I retired from the magistracy in 2015 after 17 years mainly as a presiding justice

United Kingdom
My current blog can be accessed at https://thejusticeofthepeaceblog.blogspot.com/

3 MAGISTRATES SEEM FAIRER FOR A DEFENDANT THAN A SINGLE D.J.

 

24. Sep. 2010. @ 08:22:23 by TheJusticeofthePeace


There are various arguments for the increasing deployment of District Judges [magistrates` courts] throughout the country. Indeed a few months ago there was indignation amongst J.P.s when advertisements were published seeking applicants for thirty new appointments; since modified to thirty applicants to be available if the need arises. I will not rehearse now these arguments but a case from the retiring room will, I hope, illustrate why a bench of three is a safeguard for every defendant.

A few weeks ago a middle aged Kosovan man was in the dock. He had pleaded guilty many months and appearances previously to driving with excess alcohol but had put forward a “special reason” defence of having had his drink spiked by a fellow countryman. He had admitted to drinking two glasses of wine but claimed that a further non alcoholic cocktail had had alcohol introduced to it without his knowledge. A previous bench had set a date when his case would be tried. He had indicated that he would call two witnesses. As is usually required in such matters an expert would prepare a paper and give evidence on the ramifications of the spiked drink. The other witness, the court notes indicated, would be the person who did the spiking! Represented by the duty solicitor on his last but two appearance he agreed to the directions re the witnesses and a date was set. On his next appearance alone he had told the court he could not afford to pay a lawyer and also to pay for the expert. A final date was set when he appeared before me and my colleagues. He duly turned up with a barrister who explained why he was asking for a further adjournment.

Firstly he was at pains to tell us that he was mindful of costs to the public purse if we refused his application and he had to appeal at Crown Court. He was told that the court appreciated his concern for the Coalition`s problems in reducing the deficit and then allowed him to continue with the irony not lost on him. Apparently the “spiker”, we were told, had just lost his mother and he had left two weeks previously for Kosovo for the funeral. “When had he been made aware of his witness`s inability to attend”? was the question put. After some hurried consultation we were told that the previous day the witness’s wife had phoned the defendant telling him her husband had left England. Confirming that the witness was Moslem an observation was made that such funerals are conducted usually within twenty four hours. It also appeared unusual that the wife had not returned to Kosovo. The excuse for the non appearance of the expert again was that the defendant could still not afford to employ both a lawyer and the expert but he assured us he would have the money in a few weeks.

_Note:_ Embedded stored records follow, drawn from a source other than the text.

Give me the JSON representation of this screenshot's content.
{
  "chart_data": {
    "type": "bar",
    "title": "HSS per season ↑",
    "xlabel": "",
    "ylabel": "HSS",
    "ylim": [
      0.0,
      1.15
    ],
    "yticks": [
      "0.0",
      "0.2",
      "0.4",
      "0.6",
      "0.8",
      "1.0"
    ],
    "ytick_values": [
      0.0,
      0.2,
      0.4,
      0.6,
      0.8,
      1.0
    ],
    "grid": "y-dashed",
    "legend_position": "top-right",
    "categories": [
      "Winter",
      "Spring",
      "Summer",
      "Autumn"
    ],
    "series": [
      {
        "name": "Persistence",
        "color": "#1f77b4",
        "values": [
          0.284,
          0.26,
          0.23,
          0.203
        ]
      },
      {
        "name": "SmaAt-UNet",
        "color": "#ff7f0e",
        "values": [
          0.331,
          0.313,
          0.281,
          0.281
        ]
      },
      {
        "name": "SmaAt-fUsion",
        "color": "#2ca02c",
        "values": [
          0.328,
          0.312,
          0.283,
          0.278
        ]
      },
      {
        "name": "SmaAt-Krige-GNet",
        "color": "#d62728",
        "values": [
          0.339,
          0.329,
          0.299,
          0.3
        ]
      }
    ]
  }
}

Our bench was split. It was our final decision that the application be granted; the expert submitting his report within six weeks and a recommendation that apart from acts of God the matter would go ahead on the next occasion. So this drink driver will retain his license for another couple of months until his defence is tried. If he succeeds he carries on; if not he will be disqualified for at least twelve months.

Colleagues reading this and others also might consider whether or not the bench was naïve in making the decision it made. My point is not the decision itself but that it was made by three people. A District Judge might have taken one position or the other but for defendants a jury of three is more of a safeguard against a rogue decision than a single individual acting as both judge and jury.